Un douanier roumain inspecte un camion
Un douanier roumain inspecte un camion - © Archive EPA/ALIN MATEI

Les espoirs de la Roumanie et de la Bulgarie de rejoindre rapidement l'espace Schengen de libre circulation en Europe risquent d'être une nouvelle fois douchés par la publication début février d'un rapport défavorable à leur adhésion, a appris jeudi l'AFP de sources diplomatiques à Copenhague.

Bucarest et Sofia se heurtent à l'opposition des Pays-Bas qui réclament des progrès effectifs dans la lutte contre la corruption et la démonstration par ces deux pays d'assurer le contrôle de leurs frontières avec des pays tiers.

La Commission européenne doit publier début février un rapport sur les progrès réalisés par les deux candidats, et selon les premières informations il serait défavorable à la Bulgarie.

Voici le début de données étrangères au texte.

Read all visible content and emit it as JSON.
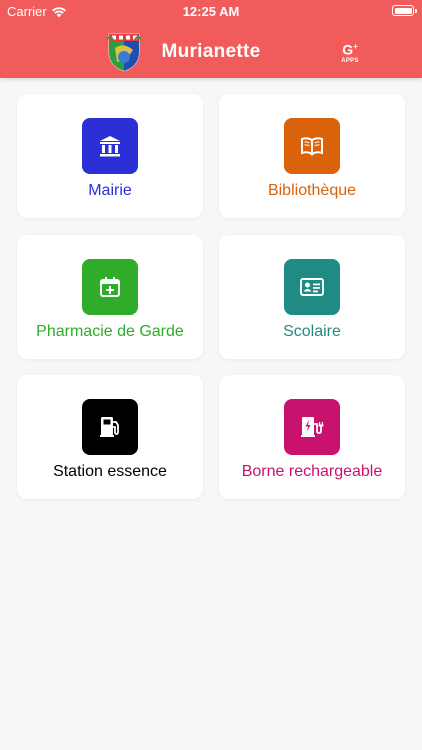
{
  "status_bar": {
    "carrier": "Carrier",
    "time": "12:25 AM"
  },
  "header": {
    "title": "Murianette",
    "apps_badge_letter": "G",
    "apps_badge_sup": "+",
    "apps_badge_text": "APPS",
    "background_color": "#f25b5b"
  },
  "tiles": [
    {
      "label": "Mairie",
      "icon": "city-hall-icon",
      "color": "#2b2fd6"
    },
    {
      "label": "Bibliothèque",
      "icon": "book-icon",
      "color": "#d9620b"
    },
    {
      "label": "Pharmacie de Garde",
      "icon": "calendar-plus-icon",
      "color": "#2eac2a"
    },
    {
      "label": "Scolaire",
      "icon": "id-card-icon",
      "color": "#1f8b82"
    },
    {
      "label": "Station essence",
      "icon": "gas-pump-icon",
      "color": "#000000"
    },
    {
      "label": "Borne rechargeable",
      "icon": "ev-charger-icon",
      "color": "#c9126e"
    }
  ]
}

Les adhésions ne pouvant être dissociées, tout problème rencontré par un des candidats sanctionne l'autre.

La question des adhésions n'a pas été officiellement abordée lors de la réunion informelle des ministres de l'Intérieur des 27 à Copenhague, mais les problèmes soulevés dans le rapport de la Commission ont été dévoilés à cette occasion.

La Haye conditionne la levée de son veto à davantage de progrès démontrés dans la lutte contre la corruption. Bucarest accuse les Néerlandais d'être otages du parti d'extrême-droite de Geert Wilders qui soutient la coalition au pouvoir.

Membres de l'UE depuis cinq ans au 1er janvier, la Roumanie et la Bulgarie avaient décrété priorité nationale 2011 l'entrée dans ce vaste espace où les voyageurs circulent librement de la Pologne au Portugal.

La position des Pays-Bas exaspère les dirigeants bulgares. "Nous faisons notre travail, nous protégeons la frontière (extérieure de l'espace Schengen) conformément à tous les critères, nous sommes responsables, donc nous nous attendons à une solidarité et à un respect des règles par nos amis et partenaires européens", a déclaré le nouveau président bulgare Rossen Plevneliev lors d'un entretien accordé mercredi à l'AFP.